Poucos anos nos separam do século 20 que, de acordo com Eric Hobsbawm, foi um período de extremos e de violência incomparáveis em relação aos demais séculos da história da humanidade. Para compreendê-lo é necessário analisar os conflitos que o marcaram como tatuagem e que tiveram na luta entre capitalismo e comunismo sua mais importante motivação. A comunidade de historiadores, todavia, pouco tem se sentido atraída por pesquisas que contribuam para o entendimento das razões e ações de um dos principais agentes das divergências, guerras e conflitos ideológicos, que contribuíram para fazer do século 20 um tempo de violência: o anticomunismo.
Os movimentos e o pensamento de esquerda sempre exerceram maior atração sobre os historiadores e cientistas políticos do que o pensamento e ações de seus opositores, os anticomunistas dos mais variados matizes. Em decorrência, a produção historiográfica sobre o assunto é bastante exígua, tanto no que se refere à História Mundial, quanto à História do Brasil.
O fato é que, identificada com os ideais de igualdade, que sempre moveu os socialistas, e com a proposição metodológica de se debruçar sobre a história dos vencidos, parcela significativa dos historiadores brasileiros tem se dedicado, com prioridade, aos estudos dos movimentos históricos relacionados ao pensamento e às ações da esquerda.
Todavia, para melhor compreender a atuação dos socialistas, que se desenvolveu em contraposição ao projeto de consolidação do capitalismo, é preciso compreender também a ação de seus opositores, uma vez que ambas, através do conflito, têm se relacionado ao longo da trajetória histórica do mundo contemporâneo.
Rodrigo Motta, historiador da Universidade Federal de Minas Gerais, resolveu trilhar um caminho diferente do predominante nas universidades. Por intermédio de longa e minuciosa pesquisa, que inclui jornais, revistas, opúsculos, panfletos, documentos de órgãos de informação, revistas de quadrinhos, livros, fotografias e ilustrações de livros, mergulha no universo anticomunista no Brasil do século 20. O resultado de seu trabalho, publicado em um livro original e bem-fundamentado, é uma rara contribuição para todos que querem melhor compreender a dinâmica da história da República Brasileira no século passado.
Sem se descuidar de relacionar a história nacional ao movimento histórico internacional, Motta viaja simultaneamente pela história do Brasil e por processos como: Revolução Russa de 1917, movimentos de 1917, movimentos de emancipação nacional na África e na África e na Ásia após a Segunda Guerra, expansão do socialismo no pós-1945, processo da Guerra Fria, predomínio da bipolaridade e queda do socialismo em inúmeros países do mundo no final da década de 1980 e início da de 1990.
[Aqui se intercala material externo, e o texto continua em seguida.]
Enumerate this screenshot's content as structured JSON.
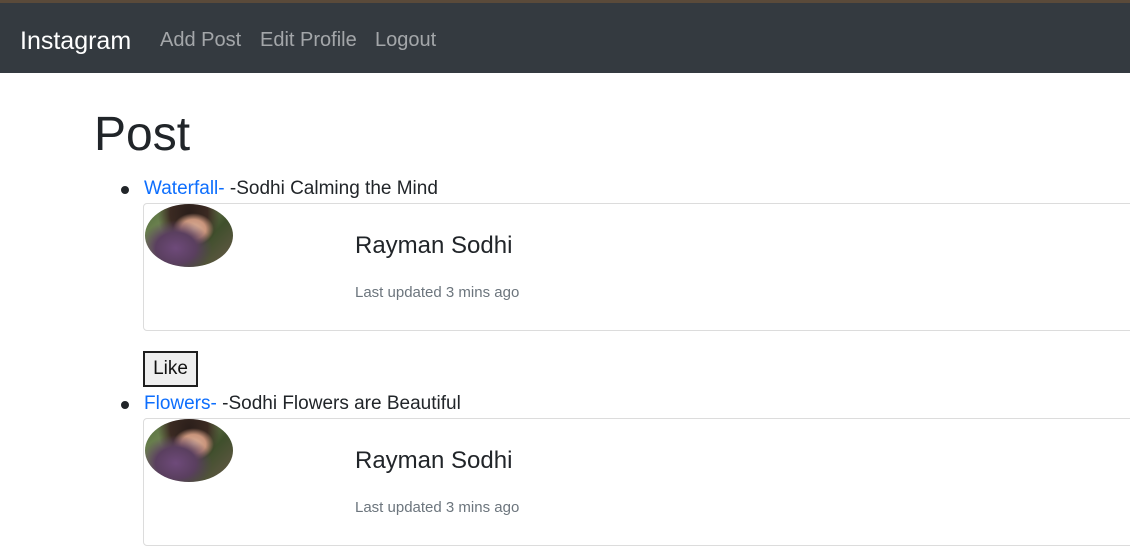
{
  "navbar": {
    "brand": "Instagram",
    "links": [
      "Add Post",
      "Edit Profile",
      "Logout"
    ]
  },
  "page": {
    "title": "Post"
  },
  "posts": [
    {
      "link_text": "Waterfall-",
      "text": " -Sodhi Calming the Mind",
      "card": {
        "avatar_icon": "profile-photo",
        "name": "Rayman Sodhi",
        "meta": "Last updated 3 mins ago"
      },
      "like_label": "Like"
    },
    {
      "link_text": "Flowers-",
      "text": " -Sodhi Flowers are Beautiful",
      "card": {
        "avatar_icon": "profile-photo",
        "name": "Rayman Sodhi",
        "meta": "Last updated 3 mins ago"
      }
    }
  ],
  "colors": {
    "navbar_bg": "#343a40",
    "link": "#0d6efd",
    "muted_text": "#6c757d"
  }
}
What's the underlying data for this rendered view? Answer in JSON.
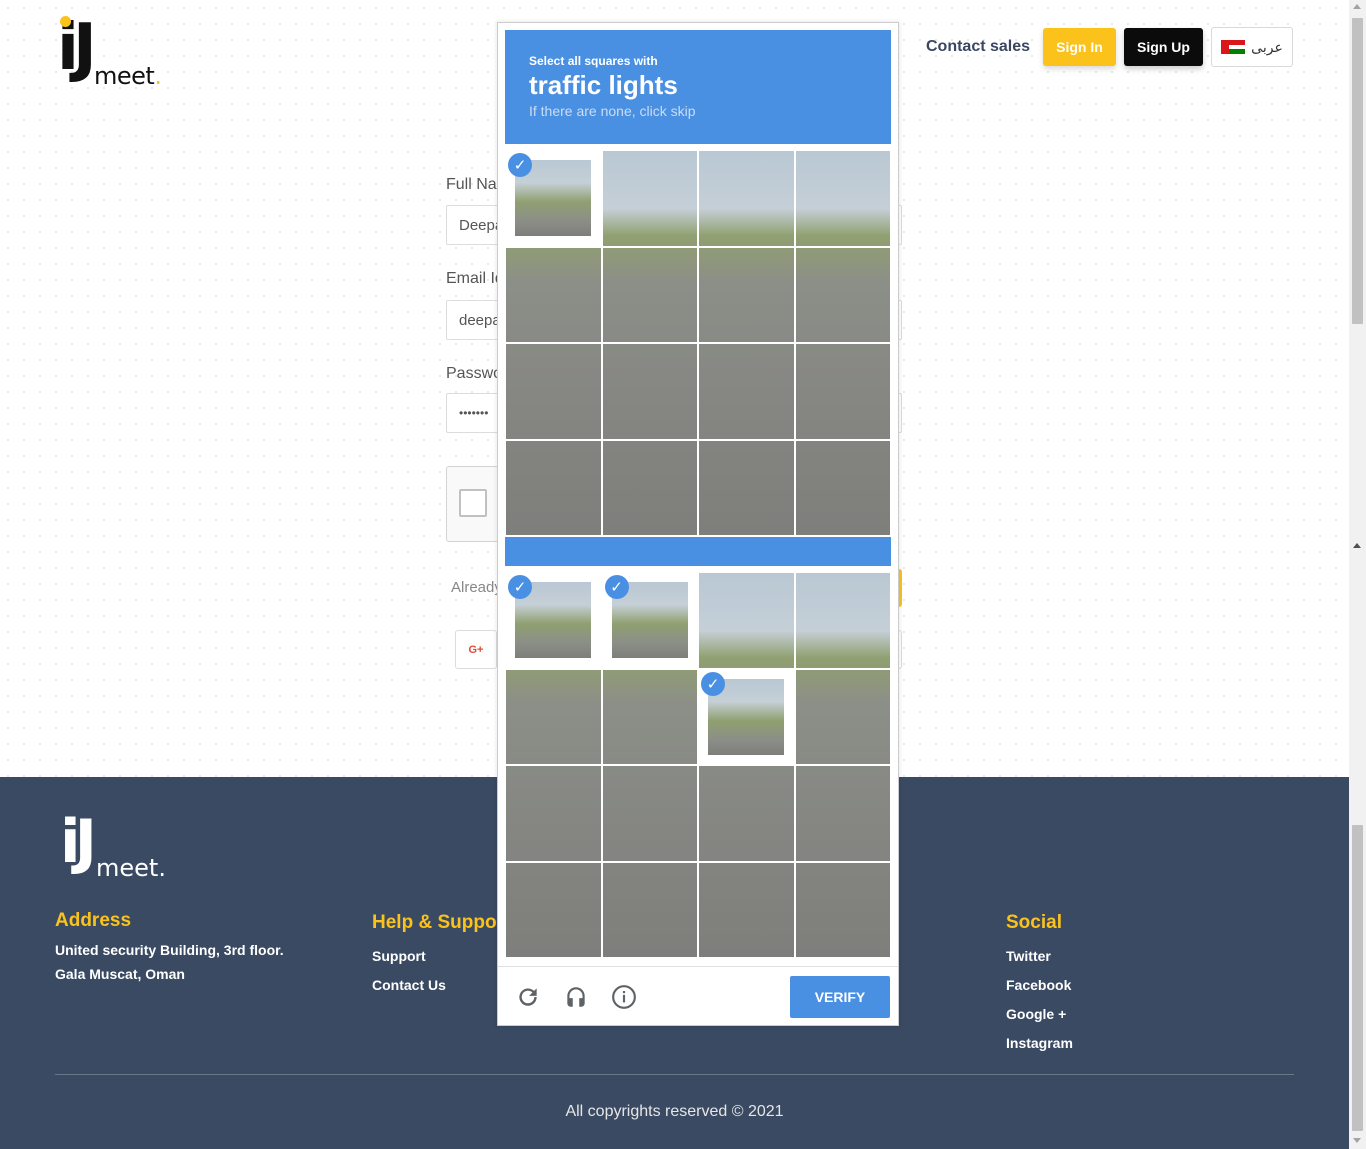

Mas se seu percurso histórico é particularmente inovador em razão do foco de sua pesquisa, torna-se ainda mais instigante pela interpretação desenvolvida ao longo do livro. Interpretação que recorre à história das mentalidades e que reconhece no anticomunismo pluralismo e unidade. Análise que também identifica as diferentes origens de atores anticomunistas, destacando-se entre eles católicos, militares, empresários, grande imprensa e políticos. E que, finalmente, indica a inserção anticomunista na História do Brasil através de dupla dimensão: a das representações, que inclui ideário, imaginário, doutrina e iconografia, e a da ação, que se traduz pela estruturação de movimentos e organizações anticomunistas.
Para desenvolver com maior precisão suas análises, o autor escolheu duas conjunturas nas quais o anticomunismo se manifestou com maior contundência ao longo das diferentes fases da trajetória histórica brasileira: o período compreendido pelos anos de 1935 a 1937, logo após a denominada Intentona Comunista, e imediatamente anterior à ditadura do Estado Novo, e a conjuntura de 1961 a 1964, que antecedeu à ruptura institucional, que depôs o Presidente João Goulart e implantou uma nova noite autoritária no Brasil. O estudo aprofundado dessas conjunturas, permeado pela análise de outras fases da História do Brasil Republicano, levou o autor a concluir que mais do que um estado de vigilância permanente, o anticomunismo, no caso brasileiro, tem sido um forte argumento para justificar intervenções políticas autoritárias, que em mais de uma vez romperam a ordem constitucional.